Venture-backed healthcare IPOs caught fire in Q1 2014, but it appears the exit momentum did not carry over to financing side.
While healthcare IPOs captured 63% of all VC-backed IPO activity in Q1, venture capital deal activity to the healthcare sector (medical devices, biotech, drug & pharma) declined 16% on a sequential basis while funding dropped by 25%. In aggregate, the U.S. healthcare sector saw VCs complete 125 financing deals totaling $1.48B in funding over the three-month period.
Below are a cross-section investment trends including the top states, industries and stages observed across the healthcare VC ecosystem in Q1. For more VC financing and exit data across all sectors and U.S. tech hubs, see the full Q1 2014 Venture Capital Activity and Exits Report.
Medical devices and biotech lead healthcare VC by deal volume
Medical devices and biotech tied for the most healthcare VC deals in Q1, with each industry notching 27% of all healthcare VC deals. The top 3 industries by deal share was rounded out by drug development which notched 13% of all healthcare VC deals over the period.

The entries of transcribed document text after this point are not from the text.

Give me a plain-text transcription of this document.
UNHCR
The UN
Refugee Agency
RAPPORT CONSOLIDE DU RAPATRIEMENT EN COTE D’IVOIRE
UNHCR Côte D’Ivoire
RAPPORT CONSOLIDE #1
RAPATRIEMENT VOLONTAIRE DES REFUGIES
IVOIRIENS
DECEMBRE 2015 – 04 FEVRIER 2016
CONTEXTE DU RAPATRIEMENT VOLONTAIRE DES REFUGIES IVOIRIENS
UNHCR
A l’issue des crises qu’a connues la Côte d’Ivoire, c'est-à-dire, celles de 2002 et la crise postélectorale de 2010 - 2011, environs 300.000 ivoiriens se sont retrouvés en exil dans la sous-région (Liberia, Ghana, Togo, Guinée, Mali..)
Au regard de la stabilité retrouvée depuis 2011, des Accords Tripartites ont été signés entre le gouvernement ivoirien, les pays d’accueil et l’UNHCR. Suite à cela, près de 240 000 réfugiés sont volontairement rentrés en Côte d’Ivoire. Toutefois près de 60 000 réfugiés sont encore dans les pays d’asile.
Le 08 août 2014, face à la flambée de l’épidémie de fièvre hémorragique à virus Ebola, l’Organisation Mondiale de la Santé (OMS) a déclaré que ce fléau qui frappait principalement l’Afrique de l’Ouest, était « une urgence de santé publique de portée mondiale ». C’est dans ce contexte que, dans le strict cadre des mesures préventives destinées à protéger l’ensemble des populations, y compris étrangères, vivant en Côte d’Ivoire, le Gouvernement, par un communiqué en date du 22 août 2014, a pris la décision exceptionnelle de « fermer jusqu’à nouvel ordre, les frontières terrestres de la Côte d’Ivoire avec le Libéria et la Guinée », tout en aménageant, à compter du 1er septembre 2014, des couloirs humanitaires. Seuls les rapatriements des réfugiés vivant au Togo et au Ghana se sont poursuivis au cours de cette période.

Series A healthcare deals and dollars drop
Peeling back Q1 deal activity in the healthcare sector highlights that healthcare Series A deal activity fell off on a sequential basis and declined to a five-quarter low. Late-stage deals saw a small uptick, as Series E+ deals took 15% of all healthcare VC deals in Q1, a five-quarter high.
After taking 24% of all healthcare VC dollars in Q4 2013, late-stage funding share (Series D+) jumped to its highest amount since Q1 2013, taking 39% of all funding. Along with the drop in deals, Series A healthcare funding share in Q1 2014 dropped to 19% after hitting a five-quarter high in Q4 2013.
California sees twice as many healthcare VC deals as Massachusetts
California and Massachusetts continued to dominate healthcare deal activity in Q1, taking over 45% of all deals in the sector for the fourth-straight quarter. But between the two, California took 37% of all healthcare VC deals in Q1, more than double the amount of the next largest healthcare VC hub, Massachusetts.
After dropping to 35% in Q4’13, California’s share of healthcare VC dollars jumped to a five-quarter high in Q1 at 47%. Texas also jumped to a five-quarter funding high behind some sizable biotech/pharma investments.